Weinstein calling this a "pet theory" is itself revealing. What he’s describing is not a theory in the scientific sense at all, and certainly not his. It’s a loose, personalized retelling of ideas that have been standard in evolutionary biology for decades -- regulatory architectures, developmental constraints, biased variation, and genotype–phenotype structure.

Labeling it a "pet theory" performs two rhetorical tricks at once: it makes old, well-established work sound novel and contrarian, and it subtly implies the field has overlooked something obvious that only an outsider is willing to say. That framing flatters the audience, but it misrepresents the science.

His "pet theory" is a non-refundable Monty Python dead parrot: widely known, long settled in the literature, yet periodically propped up and insisted to be alive as if it just said something profound.

Nothing here is hidden, suppressed, or newly discovered. What is new is the podcast packaging: stripping away the literature, resurrecting a long-abandoned strawman ("pure random walk evolution"), and then presenting the correction as a unique "pet theory" of personal insight rather than as settled biology.
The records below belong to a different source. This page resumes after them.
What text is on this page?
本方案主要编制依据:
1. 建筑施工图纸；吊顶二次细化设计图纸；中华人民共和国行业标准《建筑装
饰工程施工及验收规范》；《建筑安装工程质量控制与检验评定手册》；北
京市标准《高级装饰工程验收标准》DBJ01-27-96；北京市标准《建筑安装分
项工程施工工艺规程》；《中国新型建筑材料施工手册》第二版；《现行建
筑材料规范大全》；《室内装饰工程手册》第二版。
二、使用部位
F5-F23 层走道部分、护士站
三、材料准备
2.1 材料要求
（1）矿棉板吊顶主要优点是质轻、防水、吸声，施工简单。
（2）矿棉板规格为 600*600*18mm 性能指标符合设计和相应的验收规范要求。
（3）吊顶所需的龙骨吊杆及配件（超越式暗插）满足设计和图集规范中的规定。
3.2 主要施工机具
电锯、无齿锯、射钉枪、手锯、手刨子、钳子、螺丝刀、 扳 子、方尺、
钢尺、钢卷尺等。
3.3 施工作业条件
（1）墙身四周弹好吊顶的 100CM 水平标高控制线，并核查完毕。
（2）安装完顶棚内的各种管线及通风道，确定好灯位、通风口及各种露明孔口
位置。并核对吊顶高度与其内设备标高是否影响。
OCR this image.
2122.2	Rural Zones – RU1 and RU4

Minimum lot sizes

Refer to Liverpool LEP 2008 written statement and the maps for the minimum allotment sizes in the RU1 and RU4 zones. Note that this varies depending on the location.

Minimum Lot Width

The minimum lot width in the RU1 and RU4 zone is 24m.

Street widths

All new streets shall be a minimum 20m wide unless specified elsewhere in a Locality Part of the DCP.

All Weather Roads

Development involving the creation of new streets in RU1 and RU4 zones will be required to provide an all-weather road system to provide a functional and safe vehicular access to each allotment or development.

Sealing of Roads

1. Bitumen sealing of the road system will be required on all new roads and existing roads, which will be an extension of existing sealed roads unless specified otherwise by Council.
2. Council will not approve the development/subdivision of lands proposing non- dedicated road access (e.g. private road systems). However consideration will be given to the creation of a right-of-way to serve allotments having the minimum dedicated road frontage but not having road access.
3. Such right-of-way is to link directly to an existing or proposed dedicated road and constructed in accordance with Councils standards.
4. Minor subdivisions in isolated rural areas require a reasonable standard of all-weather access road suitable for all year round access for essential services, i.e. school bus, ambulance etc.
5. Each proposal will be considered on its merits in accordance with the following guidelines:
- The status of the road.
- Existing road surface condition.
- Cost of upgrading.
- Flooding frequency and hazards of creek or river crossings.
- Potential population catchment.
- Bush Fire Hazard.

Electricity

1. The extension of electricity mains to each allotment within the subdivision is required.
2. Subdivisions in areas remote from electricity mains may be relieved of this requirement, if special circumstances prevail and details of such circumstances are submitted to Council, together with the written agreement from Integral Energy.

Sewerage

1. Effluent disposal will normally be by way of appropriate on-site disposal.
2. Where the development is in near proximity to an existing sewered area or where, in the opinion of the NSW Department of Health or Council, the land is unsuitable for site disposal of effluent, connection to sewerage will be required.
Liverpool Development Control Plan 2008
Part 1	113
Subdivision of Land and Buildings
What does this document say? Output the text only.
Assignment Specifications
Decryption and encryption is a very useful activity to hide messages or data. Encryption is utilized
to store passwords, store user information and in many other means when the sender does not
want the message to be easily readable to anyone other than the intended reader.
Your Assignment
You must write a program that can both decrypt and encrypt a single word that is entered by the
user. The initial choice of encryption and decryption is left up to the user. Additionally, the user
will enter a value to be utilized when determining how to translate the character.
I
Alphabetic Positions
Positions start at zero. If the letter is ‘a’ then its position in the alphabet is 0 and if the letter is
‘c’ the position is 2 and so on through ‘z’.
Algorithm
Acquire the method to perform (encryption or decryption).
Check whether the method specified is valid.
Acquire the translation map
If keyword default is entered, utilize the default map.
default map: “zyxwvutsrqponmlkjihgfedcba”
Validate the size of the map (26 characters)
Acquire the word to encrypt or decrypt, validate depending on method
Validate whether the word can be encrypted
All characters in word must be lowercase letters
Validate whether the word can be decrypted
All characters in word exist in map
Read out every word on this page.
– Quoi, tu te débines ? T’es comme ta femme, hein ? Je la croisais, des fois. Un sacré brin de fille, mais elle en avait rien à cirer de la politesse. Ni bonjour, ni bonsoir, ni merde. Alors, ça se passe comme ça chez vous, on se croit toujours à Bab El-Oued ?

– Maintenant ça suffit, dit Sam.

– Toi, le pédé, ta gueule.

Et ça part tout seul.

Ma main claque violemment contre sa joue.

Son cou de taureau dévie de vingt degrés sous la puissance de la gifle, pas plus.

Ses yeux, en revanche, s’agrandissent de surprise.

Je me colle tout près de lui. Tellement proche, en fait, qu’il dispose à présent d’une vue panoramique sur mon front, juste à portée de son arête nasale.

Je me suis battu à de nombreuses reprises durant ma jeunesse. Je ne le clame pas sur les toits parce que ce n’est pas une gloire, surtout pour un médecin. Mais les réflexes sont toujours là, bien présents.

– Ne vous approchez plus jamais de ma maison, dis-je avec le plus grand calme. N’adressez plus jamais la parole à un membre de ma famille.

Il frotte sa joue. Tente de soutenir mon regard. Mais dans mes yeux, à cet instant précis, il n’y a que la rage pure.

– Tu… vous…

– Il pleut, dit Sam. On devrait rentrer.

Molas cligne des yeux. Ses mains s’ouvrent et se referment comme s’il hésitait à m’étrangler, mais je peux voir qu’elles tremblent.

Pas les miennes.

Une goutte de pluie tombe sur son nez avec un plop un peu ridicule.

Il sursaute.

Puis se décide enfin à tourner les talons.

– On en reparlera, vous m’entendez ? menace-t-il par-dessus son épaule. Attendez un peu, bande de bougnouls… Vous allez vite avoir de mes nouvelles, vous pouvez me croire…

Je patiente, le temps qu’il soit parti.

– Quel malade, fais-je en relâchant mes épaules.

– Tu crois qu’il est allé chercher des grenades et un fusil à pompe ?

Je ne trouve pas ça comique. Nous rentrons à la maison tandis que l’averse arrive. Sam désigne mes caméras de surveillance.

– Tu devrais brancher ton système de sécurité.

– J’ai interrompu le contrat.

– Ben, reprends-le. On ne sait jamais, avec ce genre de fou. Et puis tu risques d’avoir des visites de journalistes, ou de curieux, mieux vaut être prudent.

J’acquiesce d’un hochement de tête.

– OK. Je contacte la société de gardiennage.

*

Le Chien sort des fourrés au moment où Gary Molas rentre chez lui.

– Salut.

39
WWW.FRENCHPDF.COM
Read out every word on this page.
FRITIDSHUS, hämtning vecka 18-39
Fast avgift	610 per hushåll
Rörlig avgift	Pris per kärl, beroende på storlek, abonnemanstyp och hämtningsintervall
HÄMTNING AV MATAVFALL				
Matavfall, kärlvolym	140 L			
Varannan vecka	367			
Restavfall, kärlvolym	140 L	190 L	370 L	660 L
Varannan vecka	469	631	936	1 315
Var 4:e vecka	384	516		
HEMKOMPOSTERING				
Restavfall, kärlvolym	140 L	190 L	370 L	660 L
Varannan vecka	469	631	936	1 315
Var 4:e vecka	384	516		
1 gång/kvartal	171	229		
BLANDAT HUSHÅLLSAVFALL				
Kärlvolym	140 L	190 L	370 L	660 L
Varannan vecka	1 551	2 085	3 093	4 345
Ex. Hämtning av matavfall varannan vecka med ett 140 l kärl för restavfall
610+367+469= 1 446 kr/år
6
That move reliably generates the impression of deep insight without adding any.

If you want solid, non-Rogan, non-Weinstein sources, here are places to start:

Sean B. Carroll -- Endless Forms Most Beautiful: Classic introduction to evo-devo, gene regulatory networks, and why morphology is highly constrained and reusable.

https://en.wikipedia.org/wiki/Endless_Forms_Most_Beautiful_%...

Gerhart & Kirschner -- The Theory of Facilitated Variation: Explicitly addresses how biological systems bias variation toward viable outcomes. This is probably the closest rigorous treatment of what Weinstein gestures at, minus the hype.

https://en.wikipedia.org/wiki/Facilitated_variation

Wagner & Altenberg (1996) -- Complex Adaptations and the Evolution of Evolvability: Shows how genotype–phenotype mappings are structured, non-uniform, and historically constrained.

https://www.jstor.org/stable/2410639

Pigliucci & Müller -- Evolution: The Extended Synthesis: Covers developmental bias, constraint, and non-coding DNA without implying evolution was ever a blind bit-flip search.

https://en.wikipedia.org/wiki/Extended_evolutionary_synthesi...

Lenski et al. (2003–2015) -- Long-term E. coli evolution experiments: Direct experimental evidence of cumulative selection exploiting structured variation.

https://en.wikipedia.org/wiki/E._coli_long-term_evolution_ex...

And if you insist on watching dramatic youtube videos about junk DNA instead of reading books:

Exposing Discovery Institute Part 10: Casey Luskin Again (Because He's Such a Loser Fraud)

https://www.youtube.com/watch?v=VOnb0SZYZUI

None of this is new, hidden, or suppressed, or invented by Weinstein. It’s in textbooks and review papers.

The reason I push back hard -- and people get downvoted for recommending Rogan/Weinstein (which you already knew, just not why) -- is that their signature move is to strip this literature of context, reintroduce a strawman ("random walk evolution"), present a well-known correction as contrarian revelation, and imply experts missed something obvious.

That pattern reliably manufactures doubt without producing new insight.

So no, my objection is not "don't listen to them".

It's: don't mistake and parrot repackaged, incomplete explanations for novel insight, especially when they're framed as fixing a problem experts allegedly ignored.

If you want to understand this topic deeply, the literature above will take you much farther than a podcast -- or Weinstein’s dead parrot -- ever will.